As part of its push to pay providers based more on their outcomes and less on just delivering a service, the Center for Medicare Services created a series of star ratings for providers based on various supposed measures of quality.  I say supposed because there isn’t always good research to support a connection between the measure and actual improved health outcomes for patients.  In any event, one such Medicare rating system is used for hospitals and is supposed to help patients select high-quality facilities.  The measures also end up being a factor in the hospital’s reimbursement through the value-based purchasing system and through a penalty if quality data is not submitted.  A study carried by Health Affairs, however, suggests that there are flaws in the way CMS ranks all hospitals together.   (HA Article)   Part of the problem is that large urban facilities are being compared with small rural ones and another part is that not all hospitals report on all measures, in fact hospitals may not have enough data to be able to report on some; they simply lacked the volume to make a meaningful calculation.  For 2017 there were 57 measures composing the star system, grouped into seven categories–mortality, safety of care, readmissions, patient experience, effectiveness of care, timeliness of care and efficient use of medical imaging.

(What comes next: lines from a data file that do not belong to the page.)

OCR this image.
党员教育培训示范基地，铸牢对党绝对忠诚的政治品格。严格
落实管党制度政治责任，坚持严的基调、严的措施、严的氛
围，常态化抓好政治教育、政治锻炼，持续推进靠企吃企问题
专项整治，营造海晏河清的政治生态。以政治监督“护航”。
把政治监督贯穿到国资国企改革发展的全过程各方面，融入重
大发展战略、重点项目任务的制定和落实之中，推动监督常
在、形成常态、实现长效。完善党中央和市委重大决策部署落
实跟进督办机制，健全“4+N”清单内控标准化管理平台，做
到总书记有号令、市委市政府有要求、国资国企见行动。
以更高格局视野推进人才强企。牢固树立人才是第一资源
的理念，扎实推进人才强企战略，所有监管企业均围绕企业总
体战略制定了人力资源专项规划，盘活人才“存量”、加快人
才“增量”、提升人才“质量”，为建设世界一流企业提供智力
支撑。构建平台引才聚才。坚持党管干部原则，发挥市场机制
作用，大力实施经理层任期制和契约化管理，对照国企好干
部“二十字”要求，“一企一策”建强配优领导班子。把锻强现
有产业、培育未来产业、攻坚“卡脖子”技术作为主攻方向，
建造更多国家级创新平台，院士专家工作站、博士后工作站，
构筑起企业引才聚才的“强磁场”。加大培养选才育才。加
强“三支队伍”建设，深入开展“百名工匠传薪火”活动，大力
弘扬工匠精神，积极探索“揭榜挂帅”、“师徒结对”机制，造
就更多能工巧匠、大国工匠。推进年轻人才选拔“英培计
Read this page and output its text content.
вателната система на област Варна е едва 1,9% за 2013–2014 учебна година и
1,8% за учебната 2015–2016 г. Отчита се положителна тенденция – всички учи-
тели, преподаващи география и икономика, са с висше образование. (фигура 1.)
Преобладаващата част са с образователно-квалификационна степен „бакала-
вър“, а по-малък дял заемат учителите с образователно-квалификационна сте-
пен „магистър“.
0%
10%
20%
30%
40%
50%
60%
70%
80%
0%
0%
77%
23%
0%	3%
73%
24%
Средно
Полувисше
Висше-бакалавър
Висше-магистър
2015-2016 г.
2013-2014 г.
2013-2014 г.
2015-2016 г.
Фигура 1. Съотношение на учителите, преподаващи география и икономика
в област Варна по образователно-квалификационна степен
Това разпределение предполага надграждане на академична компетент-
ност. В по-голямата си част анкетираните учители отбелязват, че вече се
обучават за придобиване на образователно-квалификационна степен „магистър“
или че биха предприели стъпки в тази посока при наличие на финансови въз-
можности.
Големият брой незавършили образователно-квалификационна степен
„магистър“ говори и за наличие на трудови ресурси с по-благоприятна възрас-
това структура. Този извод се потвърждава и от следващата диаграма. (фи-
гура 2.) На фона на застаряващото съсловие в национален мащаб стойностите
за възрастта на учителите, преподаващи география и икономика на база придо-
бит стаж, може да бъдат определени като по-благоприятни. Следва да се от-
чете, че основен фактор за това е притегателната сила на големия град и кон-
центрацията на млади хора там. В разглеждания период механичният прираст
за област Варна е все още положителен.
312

There were 3692 hospitals that got a star rating in 2017.  The hospitals fell into roughly three clusters, basically divided by number of measures they reported on.  The cluster that reported on the most measures accounted for 36% of one-star hospitals, 27% of two-star hospitals, 18% of three and four-star hospitals and 33% of five-star facilities.  The cluster that reported on the fewest measures, had only 10% of one-star hospitals, 20% of two-star institutions, 33% of three-star facilities, 36% of four-star ones and 22% of five-star facilities.  So you can see that there is a clear difference in where you might rank depending on which cluster you are in.  The cluster one hospitals tended to be large and busy and were in metropolitan areas.  The third cluster was comprised of more smaller and rural facilities.  If different hospitals report on different measures, it pretty obviously seems inaccurate, and unfair, to compare their performance.  And it isn’t providing patients with truly useful information.  As the authors suggest, it would seem more useful to put different types of hospitals, or hospitals reporting on different numbers of measures, into separate comparison groups.